Nach den sechs Folgen kommt man nicht umhin, sich zu dem Fazit hinreißen zu lassen: Seit über 10 Jahren gab es keine so ungewöhnliche ZDF-Serie mehr wie "Der Überfall". Große Worte, gewiss, aber nicht unverdient: Die Thrillerkrimi-Serie von Regisseur Stephan Lacant und dem Autorenduo Stefan Kolditz und Katja Wenzel ist eine echte Entdeckung und ein Glücksfall für das deutsche TV-Publikum. Vor ihrem Start im Fernsehen ist sie schon komplett am 25. Februar in der ZDF-Mediathek veröffentlicht worden.

Man kann nur allen, die spannende und komplexe Serien mögen, empfehlen, einen Blick in dieses Kriminalpuzzle zu werfen, in dem schnelle und plötzliche Wendungen für Hochspannung sorgen, während die Charakterzeichnung zur glaubwürdigen Milieustudie wird. Aber von vorne: Worum geht es in "Der Überfall" eigentlich und was macht den Krimi so besonders?

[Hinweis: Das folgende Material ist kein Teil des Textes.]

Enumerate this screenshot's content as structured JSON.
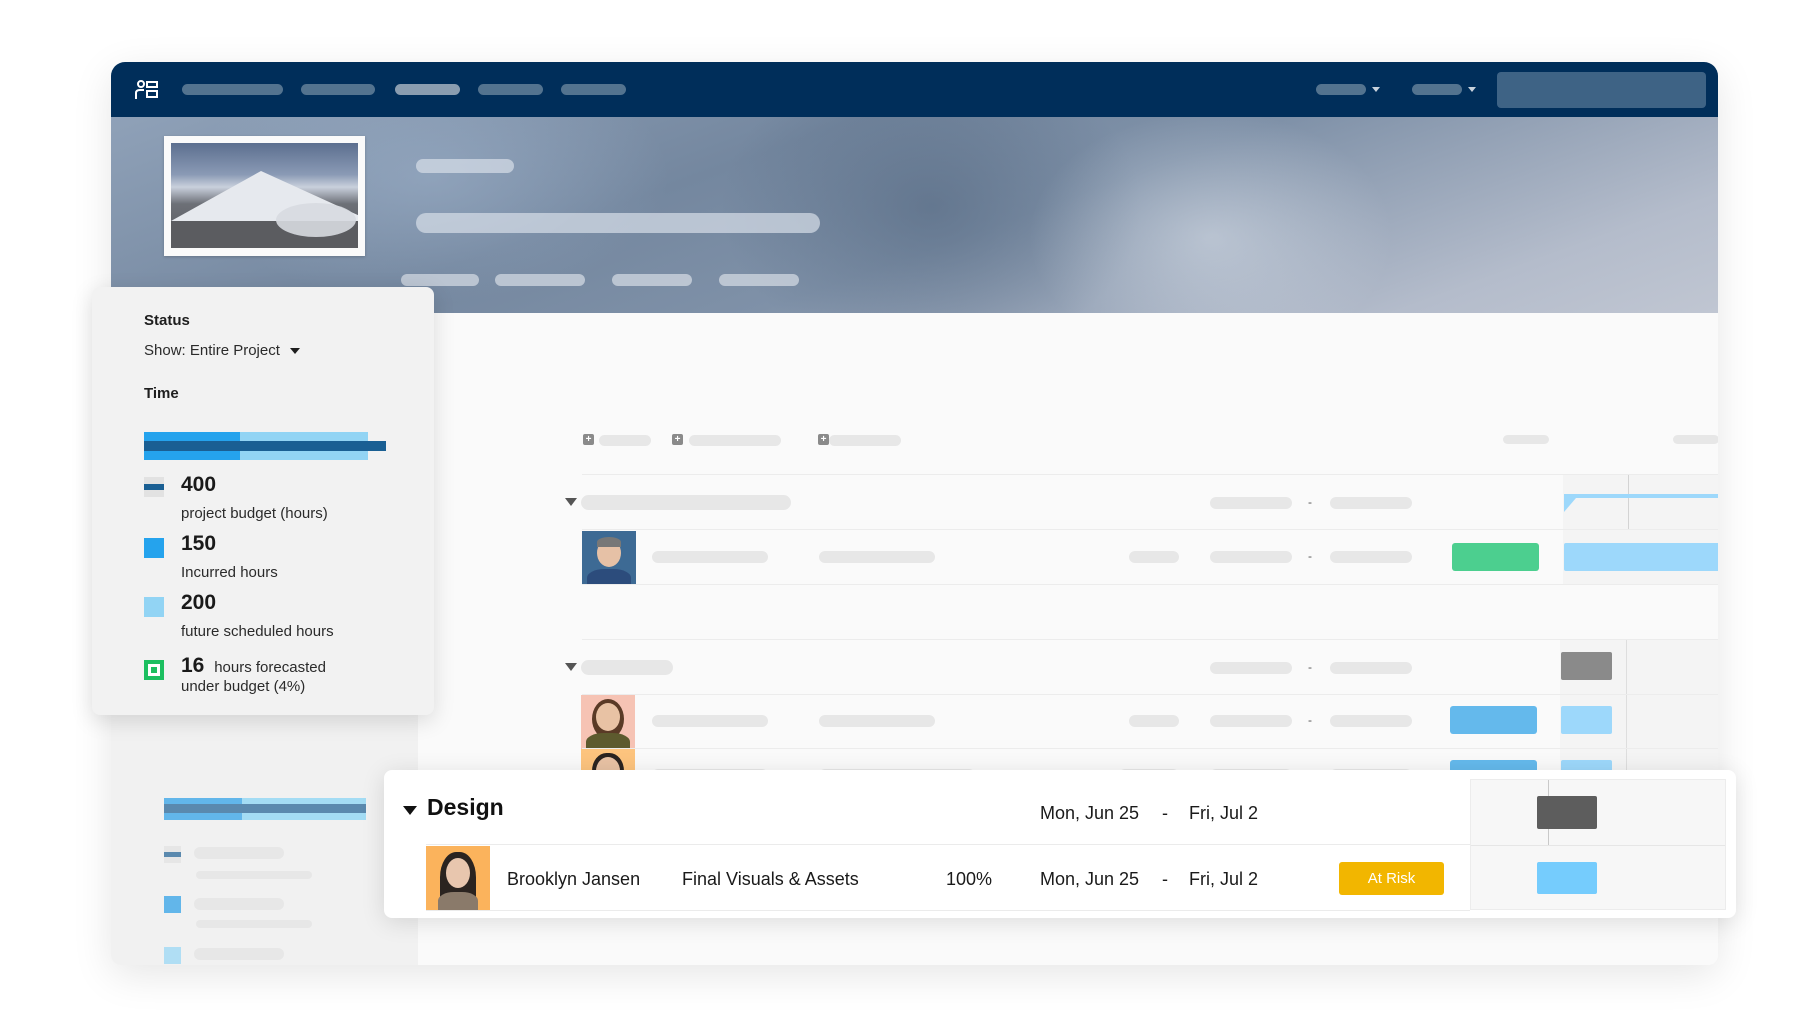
{
  "app": {
    "navbar": {
      "logo_icon": "people-list-icon",
      "nav_items": [
        "",
        "",
        "",
        "",
        ""
      ],
      "dropdowns": [
        "",
        ""
      ],
      "search_placeholder": ""
    },
    "hero": {
      "thumbnail": "mountain-photo",
      "tabs": [
        "",
        "",
        "",
        ""
      ]
    }
  },
  "status_popup": {
    "status_label": "Status",
    "show_label": "Show: Entire Project",
    "time_label": "Time",
    "time_chart": {
      "budget_hours": 400,
      "incurred_hours": 150,
      "future_scheduled_hours": 200
    },
    "legend": [
      {
        "value": "400",
        "description": "project budget (hours)",
        "swatch": "budget-line",
        "color": "#1a5f93"
      },
      {
        "value": "150",
        "description": "Incurred hours",
        "swatch": "incurred",
        "color": "#25a3ed"
      },
      {
        "value": "200",
        "description": "future scheduled hours",
        "swatch": "future",
        "color": "#92d4f4"
      }
    ],
    "forecast": {
      "value": "16",
      "text_inline": "hours forecasted",
      "text_line2": "under budget (4%)",
      "color": "#1cbf60"
    }
  },
  "design_section": {
    "phase_title": "Design",
    "phase_start": "Mon, Jun 25",
    "phase_separator": "-",
    "phase_end": "Fri, Jul 2",
    "task": {
      "assignee": "Brooklyn Jansen",
      "task_name": "Final Visuals & Assets",
      "percent": "100%",
      "start": "Mon, Jun 25",
      "separator": "-",
      "end": "Fri, Jul 2",
      "status": "At Risk",
      "status_color": "#f2b600"
    }
  },
  "background_rows": {
    "separator": "-"
  },
  "colors": {
    "navbar": "#002e5a",
    "on_track": "#4ccf8f",
    "in_progress": "#64b9ec",
    "gantt_bar": "#9dd8fb",
    "gantt_phase": "#8a8a8a",
    "gantt_phase_active": "#5d5d5d",
    "gantt_task_active": "#75ccfd"
  }
}
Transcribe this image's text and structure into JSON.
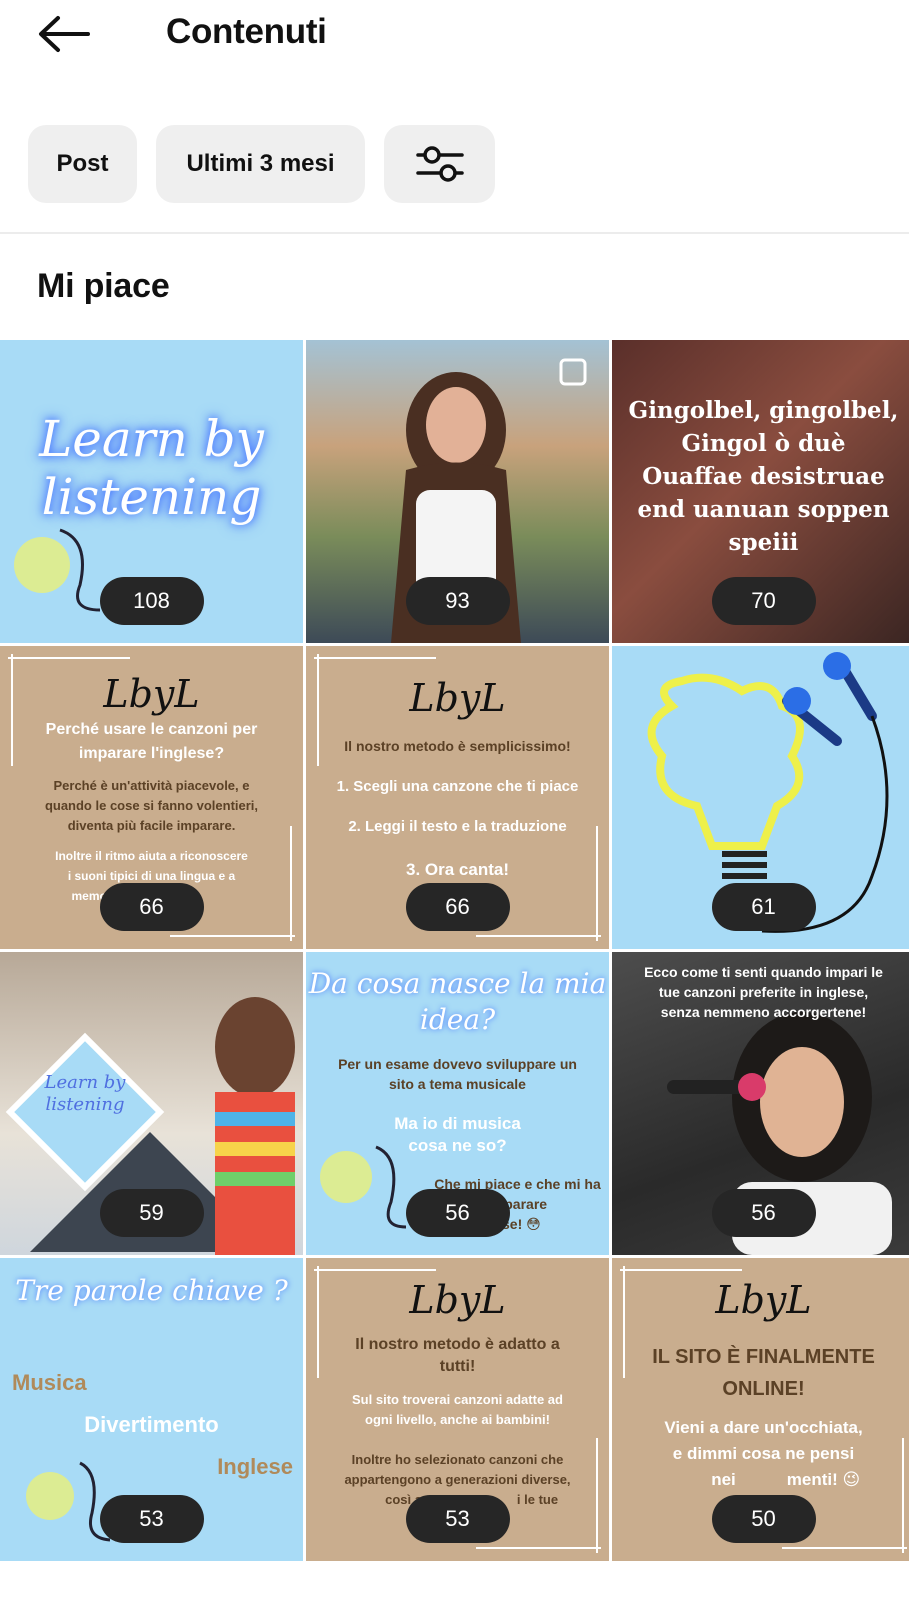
{
  "header": {
    "title": "Contenuti",
    "back_icon": "arrow-left-icon"
  },
  "filters": {
    "type_label": "Post",
    "period_label": "Ultimi 3 mesi",
    "settings_icon": "sliders-icon"
  },
  "section": {
    "title": "Mi piace"
  },
  "posts": [
    {
      "likes": "108",
      "lines": [
        "Learn by",
        "listening"
      ]
    },
    {
      "likes": "93"
    },
    {
      "likes": "70",
      "lines": [
        "Gingolbel, gingolbel,",
        "Gingol ò duè",
        "Ouaffae desistruae",
        "end uanuan soppen",
        "speiii"
      ]
    },
    {
      "likes": "66",
      "logo": "LbyL",
      "title": "Perché usare le canzoni per imparare l'inglese?",
      "lines": [
        "Perché è un'attività piacevole, e",
        "quando le cose si fanno volentieri,",
        "diventa più facile imparare.",
        "Inoltre il ritmo aiuta a riconoscere",
        "i suoni tipici di una lingua e a",
        "memor"
      ]
    },
    {
      "likes": "66",
      "logo": "LbyL",
      "lines": [
        "Il nostro metodo è semplicissimo!",
        "1. Scegli una canzone che ti piace",
        "2. Leggi il testo e la traduzione",
        "3. Ora canta!"
      ]
    },
    {
      "likes": "61"
    },
    {
      "likes": "59",
      "lines": [
        "Learn by",
        "listening"
      ]
    },
    {
      "likes": "56",
      "title": "Da cosa nasce la mia idea?",
      "lines": [
        "Per un esame dovevo sviluppare un",
        "sito a tema musicale",
        "Ma io di musica",
        "cosa ne so?",
        "Che mi piace e che mi ha",
        "imparare",
        "ese! 😳"
      ]
    },
    {
      "likes": "56",
      "lines": [
        "Ecco come ti senti quando impari le",
        "tue canzoni preferite in inglese,",
        "senza nemmeno accorgertene!"
      ]
    },
    {
      "likes": "53",
      "title": "Tre parole chiave ?",
      "lines": [
        "Musica",
        "Divertimento",
        "Inglese"
      ]
    },
    {
      "likes": "53",
      "logo": "LbyL",
      "lines": [
        "Il nostro metodo è adatto a",
        "tutti!",
        "Sul sito troverai canzoni adatte ad",
        "ogni livello, anche ai bambini!",
        "Inoltre ho selezionato canzoni che",
        "appartengono a generazioni diverse,",
        "così an",
        "i le tue"
      ]
    },
    {
      "likes": "50",
      "logo": "LbyL",
      "lines": [
        "IL SITO È FINALMENTE",
        "ONLINE!",
        "Vieni a dare un'occhiata,",
        "e dimmi cosa ne pensi",
        "nei ",
        "menti! 😉"
      ]
    }
  ],
  "colors": {
    "chip_bg": "#efefef",
    "badge_bg": "#262626",
    "tile_blue": "#a8dbf6",
    "tile_beige": "#c9ad8e"
  }
}
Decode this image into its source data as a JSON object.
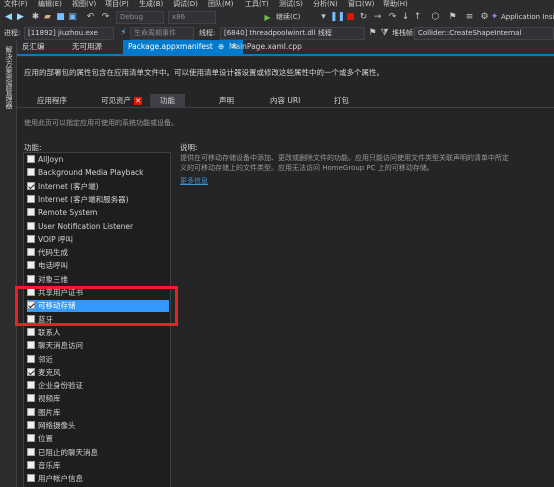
{
  "menubar": {
    "items": [
      "文件(F)",
      "编辑(E)",
      "视图(V)",
      "项目(P)",
      "生成(B)",
      "调试(D)",
      "团队(M)",
      "工具(T)",
      "测试(S)",
      "分析(N)",
      "窗口(W)",
      "帮助(H)"
    ]
  },
  "toolbar": {
    "config": "Debug",
    "platform": "x86",
    "continue": "继续(C)",
    "app_insights": "Application Insights"
  },
  "process_bar": {
    "process_label": "进程:",
    "process_value": "[11892] jiuzhou.exe",
    "lifecycle": "生命周期事件",
    "thread_label": "线程:",
    "thread_value": "[6840] threadpoolwinrt.dll 线程",
    "stack_label": "堆栈帧:",
    "stack_value": "Collider::CreateShapeInternal"
  },
  "left_strip": {
    "label": "解决方案资源管理器"
  },
  "doc_tabs": [
    {
      "label": "反汇编",
      "active": false
    },
    {
      "label": "无可用源",
      "active": false
    },
    {
      "label": "Package.appxmanifest",
      "active": true,
      "pin": "⊕",
      "close": "✕"
    },
    {
      "label": "MainPage.xaml.cpp",
      "active": false
    }
  ],
  "editor": {
    "description": "应用的部署包的属性包含在应用清单文件中。可以使用清单设计器设置或修改这些属性中的一个或多个属性。",
    "tabs": [
      "应用程序",
      "可见资产",
      "功能",
      "声明",
      "内容 URI",
      "打包"
    ],
    "active_tab": "功能",
    "error_tab": "可见资产",
    "error_mark": "✕",
    "subtitle": "使用此页可以指定应用可使用的系统功能或设备。",
    "capabilities_label": "功能:",
    "capabilities": [
      {
        "label": "AllJoyn",
        "checked": false,
        "selected": false
      },
      {
        "label": "Background Media Playback",
        "checked": false,
        "selected": false
      },
      {
        "label": "Internet (客户端)",
        "checked": true,
        "selected": false
      },
      {
        "label": "Internet (客户端和服务器)",
        "checked": false,
        "selected": false
      },
      {
        "label": "Remote System",
        "checked": false,
        "selected": false
      },
      {
        "label": "User Notification Listener",
        "checked": false,
        "selected": false
      },
      {
        "label": "VOIP 呼叫",
        "checked": false,
        "selected": false
      },
      {
        "label": "代码生成",
        "checked": false,
        "selected": false
      },
      {
        "label": "电话呼叫",
        "checked": false,
        "selected": false
      },
      {
        "label": "对象三维",
        "checked": false,
        "selected": false
      },
      {
        "label": "共享用户证书",
        "checked": false,
        "selected": false
      },
      {
        "label": "可移动存储",
        "checked": true,
        "selected": true
      },
      {
        "label": "蓝牙",
        "checked": false,
        "selected": false
      },
      {
        "label": "联系人",
        "checked": false,
        "selected": false
      },
      {
        "label": "聊天消息访问",
        "checked": false,
        "selected": false
      },
      {
        "label": "邻近",
        "checked": false,
        "selected": false
      },
      {
        "label": "麦克风",
        "checked": true,
        "selected": false
      },
      {
        "label": "企业身份验证",
        "checked": false,
        "selected": false
      },
      {
        "label": "视频库",
        "checked": false,
        "selected": false
      },
      {
        "label": "图片库",
        "checked": false,
        "selected": false
      },
      {
        "label": "网络摄像头",
        "checked": false,
        "selected": false
      },
      {
        "label": "位置",
        "checked": false,
        "selected": false
      },
      {
        "label": "已阻止的聊天消息",
        "checked": false,
        "selected": false
      },
      {
        "label": "音乐库",
        "checked": false,
        "selected": false
      },
      {
        "label": "用户帐户信息",
        "checked": false,
        "selected": false
      }
    ],
    "detail_label": "说明:",
    "detail_text_1": "提供在可移动存储设备中添加、更改或删除文件的功能。应用只能访问使用文件类型关联声明的清单中所定",
    "detail_text_2": "义的可移动存储上的文件类型。应用无法访问 HomeGroup PC 上的可移动存储。",
    "more_link": "更多信息"
  },
  "colors": {
    "accent": "#007acc",
    "selection": "#3399ff",
    "highlight_box": "#e5212b",
    "error_badge": "#e51400"
  }
}
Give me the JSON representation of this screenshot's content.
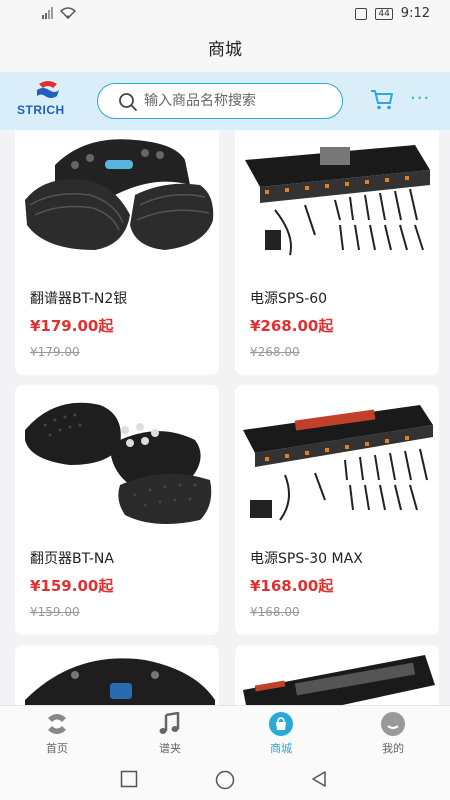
{
  "status_bar": {
    "time": "9:12",
    "battery": "44"
  },
  "title": "商城",
  "header": {
    "logo_text": "STRICH",
    "search_placeholder": "输入商品名称搜索"
  },
  "products": [
    {
      "name": "翻谱器BT-N2银",
      "price": "¥179.00起",
      "original_price": "¥179.00"
    },
    {
      "name": "电源SPS-60",
      "price": "¥268.00起",
      "original_price": "¥268.00"
    },
    {
      "name": "翻页器BT-NA",
      "price": "¥159.00起",
      "original_price": "¥159.00"
    },
    {
      "name": "电源SPS-30 MAX",
      "price": "¥168.00起",
      "original_price": "¥168.00"
    }
  ],
  "bottom_nav": [
    {
      "label": "首页",
      "icon": "home-logo-icon"
    },
    {
      "label": "谱夹",
      "icon": "music-note-icon"
    },
    {
      "label": "商城",
      "icon": "shop-bag-icon",
      "active": true
    },
    {
      "label": "我的",
      "icon": "profile-face-icon"
    }
  ],
  "colors": {
    "accent": "#2aa8d8",
    "price": "#e03030",
    "header_bg": "#d9eef9"
  }
}
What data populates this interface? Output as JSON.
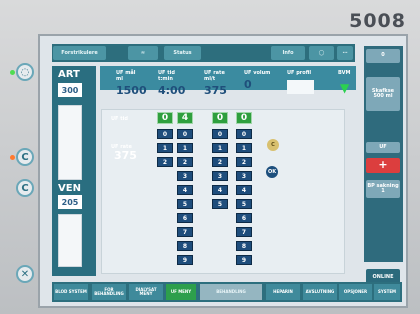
{
  "brand": "5008",
  "topbar": {
    "forstrikulere": "Forstrikulere",
    "status": "Status",
    "info": "Info"
  },
  "left_panel": {
    "art": "ART",
    "art_value": "300",
    "ven": "VEN",
    "ven_value": "205"
  },
  "main_fields": {
    "uf_mal_label": "UF mål",
    "uf_mal_unit": "ml",
    "uf_mal_value": "1500",
    "uf_tid_label": "UF tid",
    "uf_tid_unit": "t:min",
    "uf_tid_value": "4:00",
    "uf_rate_label": "UF rate",
    "uf_rate_unit": "ml/t",
    "uf_rate_value": "375",
    "uf_volum_label": "UF volum",
    "uf_volum_value": "0",
    "uf_profil_label": "UF profil",
    "bvm_label": "BVM"
  },
  "selector": {
    "uf_tid_label": "UF tid",
    "uf_rate_label": "UF rate",
    "uf_rate_value": "375",
    "top_values": [
      "0",
      "4",
      "0",
      "0"
    ],
    "col1": [
      "0",
      "1",
      "2"
    ],
    "col2": [
      "0",
      "1",
      "2",
      "3",
      "4",
      "5",
      "6",
      "7",
      "8",
      "9"
    ],
    "col3": [
      "0",
      "1",
      "2",
      "3",
      "4",
      "5"
    ],
    "col4": [
      "0",
      "1",
      "2",
      "3",
      "4",
      "5",
      "6",
      "7",
      "8",
      "9"
    ],
    "c_button": "C",
    "ok_button": "OK"
  },
  "right_panel": {
    "top_label": "0",
    "shuffle_label": "Skafkse 500 ml",
    "uf_label": "UF",
    "plus_label": "+",
    "bp_label": "BP sakning 1"
  },
  "bottom_buttons": [
    "BLOD SYSTEM",
    "FOR BEHANDLING",
    "DIALYSAT MENY",
    "UF MENY",
    "BEHANDLING",
    "HEPARIN",
    "AVSLUTNING",
    "OPSJONER",
    "SYSTEM"
  ],
  "right_bottom": {
    "online": "ONLINE"
  }
}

Ein Überfall wird zum Entführungsdrama

ZDF / Hardy Brackmann

Antonia Gebert ist zwar Polizistin, bemerkt den Überfall im kleinen Eckladen aber zufällig während ihrer Joggingrunde.

Wer an einem Montagmorgen einen Laden überfällt, der muss verzweifelt sein – zu dieser Zeit sind die meisten Ladenkassen schließlich leer. Nicht so am Montagmorgen bei Ladenbesitzer Hassan (Hadi Khanjanpour). Der will seinem Bruder Damon (Yasin Boynuince) aus der Patsche helfen und hat daher eine Papiertüte mit 30.000 Euro gefüllt bei sich. Da passiert der Überfall, bei dem Hassan erschossen wird. Zwei Zeugen konnten die Tat beobachten. Die Ermittlerin Antonia Gebert (Lorna Ishema) und der Kripo-Beamte Frank Worms (Sebastian Zimmler) werden mit dem Fall betreut. Es geht nicht nur um Geld: Der Sohn von Hassan, der achtjährige Adrian (Elias Danesh Hartmann) wird vermisst.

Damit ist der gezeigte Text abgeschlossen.